Beyond that, the role of traditional kingmakers cannot be ignored. Ultra-Orthodox parties have historically aligned themselves with Netanyahu, and there is little indication that this will shift easily. This further limits the room for manoeuvre for any alternative coalition.
Bennett and Lapid aren’t natural political partners. Bennett comes from the right. He’s religious, hawkish on security, and speaks to voters who, while they may be deeply uncomfortable with Netanyahu, aren’t looking for a left-wing alternative. Lapid is secular, centrist, and more naturally at home among middle-class liberal voters. Their partnership isn’t ideological in the pure sense. It is practical. It is strategic. It is designed to say to Israelis: we are different enough to reach different voters, but disciplined enough to govern together.
Importantly, Israel today is different from what it was in 2021. After 7 October, Israelis are angrier, more wounded, more suspicious of their leaders, and far less patient with political theatre. The real question is not only whether Bennett and Lapid can topple Netanyahu, but whether they can convince Israelis that this time their alliance can survive the pressures that broke it before. Toppling Netanyahu is not the same as replacing him with a stable alternative. Can the two turn opposition into leadership? Are they offering something more than simply being the alternative to Netanyahu? These are the questions on which this alliance will stand or fall.
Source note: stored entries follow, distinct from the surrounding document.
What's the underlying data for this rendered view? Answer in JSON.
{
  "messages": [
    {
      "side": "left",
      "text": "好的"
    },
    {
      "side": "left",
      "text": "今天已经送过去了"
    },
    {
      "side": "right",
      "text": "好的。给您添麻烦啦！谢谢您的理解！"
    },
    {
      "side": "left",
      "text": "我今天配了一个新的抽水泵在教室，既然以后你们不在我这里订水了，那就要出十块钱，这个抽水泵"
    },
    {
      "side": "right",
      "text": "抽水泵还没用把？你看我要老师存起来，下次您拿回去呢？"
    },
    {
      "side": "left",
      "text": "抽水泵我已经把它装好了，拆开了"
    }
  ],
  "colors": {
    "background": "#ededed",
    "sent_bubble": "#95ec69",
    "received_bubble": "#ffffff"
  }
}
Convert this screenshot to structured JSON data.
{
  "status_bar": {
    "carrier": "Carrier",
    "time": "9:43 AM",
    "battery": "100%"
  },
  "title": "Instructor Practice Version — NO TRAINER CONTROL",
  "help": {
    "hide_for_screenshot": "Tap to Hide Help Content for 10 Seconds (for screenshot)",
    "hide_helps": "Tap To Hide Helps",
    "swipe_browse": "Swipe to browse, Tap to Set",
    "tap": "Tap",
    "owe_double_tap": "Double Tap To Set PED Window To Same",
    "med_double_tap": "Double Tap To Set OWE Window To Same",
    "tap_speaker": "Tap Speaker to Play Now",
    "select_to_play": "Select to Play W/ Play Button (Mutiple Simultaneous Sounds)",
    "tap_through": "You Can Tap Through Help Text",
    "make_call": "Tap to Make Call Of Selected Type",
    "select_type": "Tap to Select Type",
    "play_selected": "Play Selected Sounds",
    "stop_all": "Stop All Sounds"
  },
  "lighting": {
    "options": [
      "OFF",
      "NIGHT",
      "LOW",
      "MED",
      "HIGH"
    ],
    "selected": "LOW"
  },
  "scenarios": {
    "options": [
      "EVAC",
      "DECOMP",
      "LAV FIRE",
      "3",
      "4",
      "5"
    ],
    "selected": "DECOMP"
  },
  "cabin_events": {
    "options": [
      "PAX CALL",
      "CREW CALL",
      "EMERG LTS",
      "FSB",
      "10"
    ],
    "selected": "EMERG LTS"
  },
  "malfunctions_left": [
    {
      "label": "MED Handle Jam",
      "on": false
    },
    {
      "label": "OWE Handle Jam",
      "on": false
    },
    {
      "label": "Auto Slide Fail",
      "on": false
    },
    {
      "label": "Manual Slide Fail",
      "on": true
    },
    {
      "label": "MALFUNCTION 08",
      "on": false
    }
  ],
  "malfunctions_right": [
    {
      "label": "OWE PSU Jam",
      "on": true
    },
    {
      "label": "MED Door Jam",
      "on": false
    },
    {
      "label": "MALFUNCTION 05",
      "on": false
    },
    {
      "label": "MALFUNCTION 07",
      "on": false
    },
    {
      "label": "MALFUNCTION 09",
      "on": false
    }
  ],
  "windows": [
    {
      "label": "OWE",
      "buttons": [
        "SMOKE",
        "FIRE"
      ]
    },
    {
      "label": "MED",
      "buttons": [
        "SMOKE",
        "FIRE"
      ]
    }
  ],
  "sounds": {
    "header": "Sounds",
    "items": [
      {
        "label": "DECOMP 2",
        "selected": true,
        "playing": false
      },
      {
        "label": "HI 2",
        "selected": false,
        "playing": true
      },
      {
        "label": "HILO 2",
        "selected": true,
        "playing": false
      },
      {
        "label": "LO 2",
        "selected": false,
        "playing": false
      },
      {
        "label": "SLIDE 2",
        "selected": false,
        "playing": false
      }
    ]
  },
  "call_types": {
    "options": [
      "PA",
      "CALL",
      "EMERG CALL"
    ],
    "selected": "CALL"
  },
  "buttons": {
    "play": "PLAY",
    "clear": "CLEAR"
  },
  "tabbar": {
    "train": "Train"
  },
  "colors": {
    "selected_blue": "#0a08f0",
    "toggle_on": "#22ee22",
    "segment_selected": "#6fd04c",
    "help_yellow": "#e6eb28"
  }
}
Netanyahu’s strength has always been his narrative. He understands fear. He understands history. He understands how to present himself as the indispensable man in a dangerous region. Even his opponents have often found themselves reacting to his framing rather than setting their own. But 7 October weakened Netanyahu’s most powerful claim that only he could keep Israel safe, and deepened the demand for accountability. Bennett has said he would establish a state commission of inquiry into the failures of 7 October if elected, something Netanyahu has so far resisted. That gives the new alliance a sharper political and moral edge than it had before.
On security, Gaza, Iran, and the Palestinians, the differences between Bennett, Lapid, and Netanyahu may be less dramatic than outside observers assume. Bennett isn’t offering a soft alternative to Netanyahu. In some areas, he is firmly to the right. Lapid may change the tone, but he is unlikely to reshape Israel’s security doctrine overnight. If this election is fought purely on policy, the distinctions may blur. If it is fought on leadership, trust, and accountability, the alliance is on stronger ground.
Bennett and Lapid may reshape the race. Their alliance may even, for the first time in years, seriously threaten Netanyahu’s hold on power. But Israeli politics has a way of testing moments very quickly. What looks cohesive in opposition can quickly fracture in government. Voters also have to decide if now is the time for a post-war reset in leadership, or for continuity.
Together is a beautiful word. In Israeli politics, it is also a difficult one.
- Paula Slier is a veteran journalist and foreign correspondent who has reported from conflict zones across the Middle East, Africa, and Europe. She writes on media, geopolitics, and information warfare.